Here are some suggestions for this mixed marriage. First, when it comes to politics you are not going to change anybody. Second, everything we do to get others to see things our way only pushes them further away. Third, once this happens we end up losing respect and say things we regret. Finally, we need to stop and listen to the Lord!
He Who died for us reminds us that we are not our own, we are God’s. To prove that, we are to do as He tells us, to love another. Furthermore, scripture (Eph. 5:21) beseeches us to “submit to one another out of reverence for Christ.” That sounds like a lot of work and somewhat risky. Who then will take care of you and your needs? One of the greatest secrets of a “happy marriage” is mutual submission, for it ignites each other. It is a “win-win!” You honor Christ and your lives get better and each of you can agree, “you are a spender, I am a saver, you love cats, I love dogs, I am a Republican and you are a Democrat! Forward Obama! Win Romney!”

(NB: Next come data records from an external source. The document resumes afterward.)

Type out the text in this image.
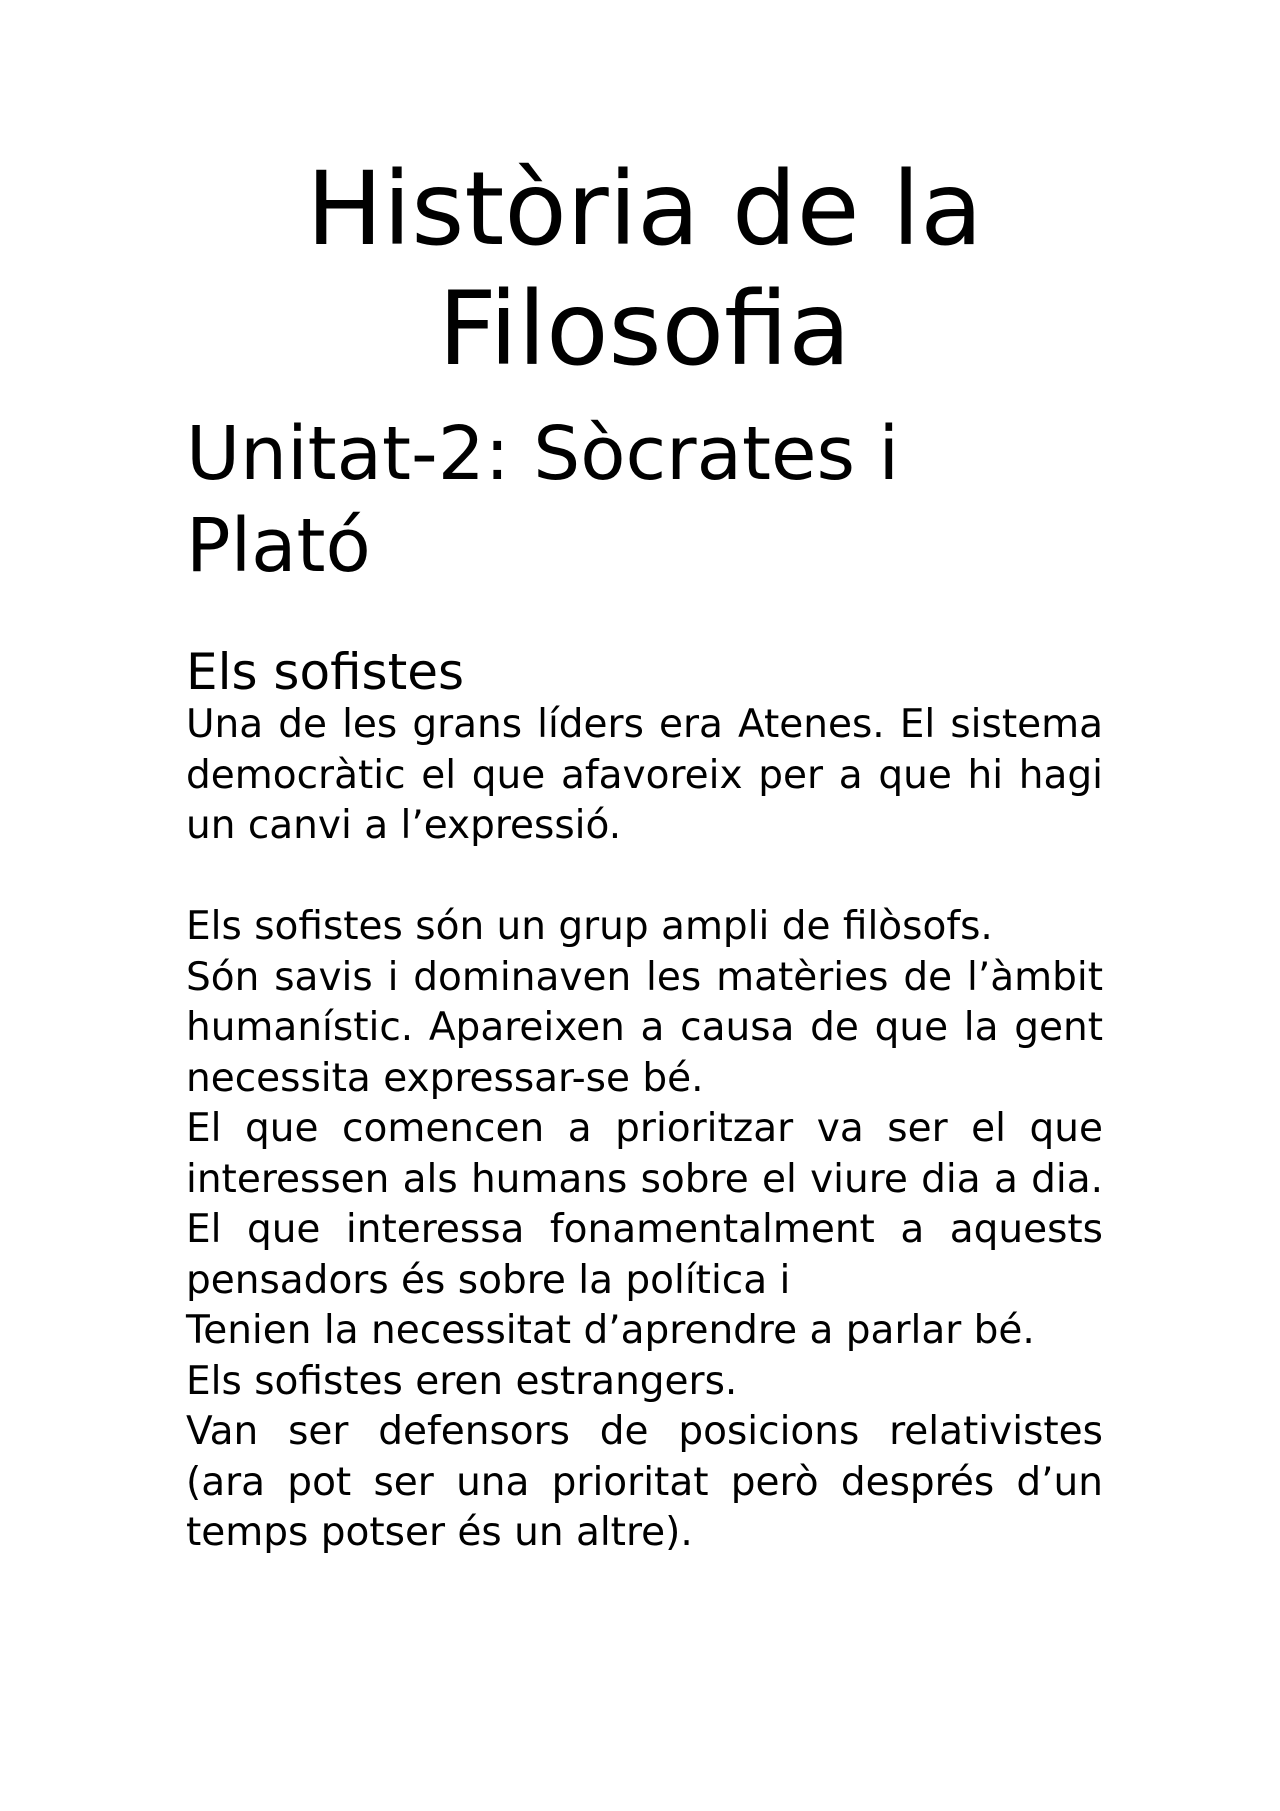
Història de la Filosofia
Unitat-2: Sòcrates i Plató
Els sofistes

Una de les grans líders era Atenes. El sistema democràtic el que afavoreix per a que hi hagi un canvi a l’expressió.

Els sofistes són un grup ampli de filòsofs.

Són savis i dominaven les matèries de l’àmbit humanístic. Apareixen a causa de que la gent necessita expressar-se bé.

El que comencen a prioritzar va ser el que interessen als humans sobre el viure dia a dia. El que interessa fonamentalment a aquests pensadors és sobre la política i

Tenien la necessitat d’aprendre a parlar bé.

Els sofistes eren estrangers.

Van ser defensors de posicions relativistes (ara pot ser una prioritat però després d’un temps potser és un altre).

And so you both make it a happy mixed marriage.
P.S. There was a couple of 46 years. The wife, a Democrat, knew her husband loved George Bush so she hung a picture of him in the kitchen. He saw the picture and took it down. She put it back up. And so it went. He’d take it down, she’d put it up. It was their way of saying “I was here!” They are now into the 47th year of their mixed marriage.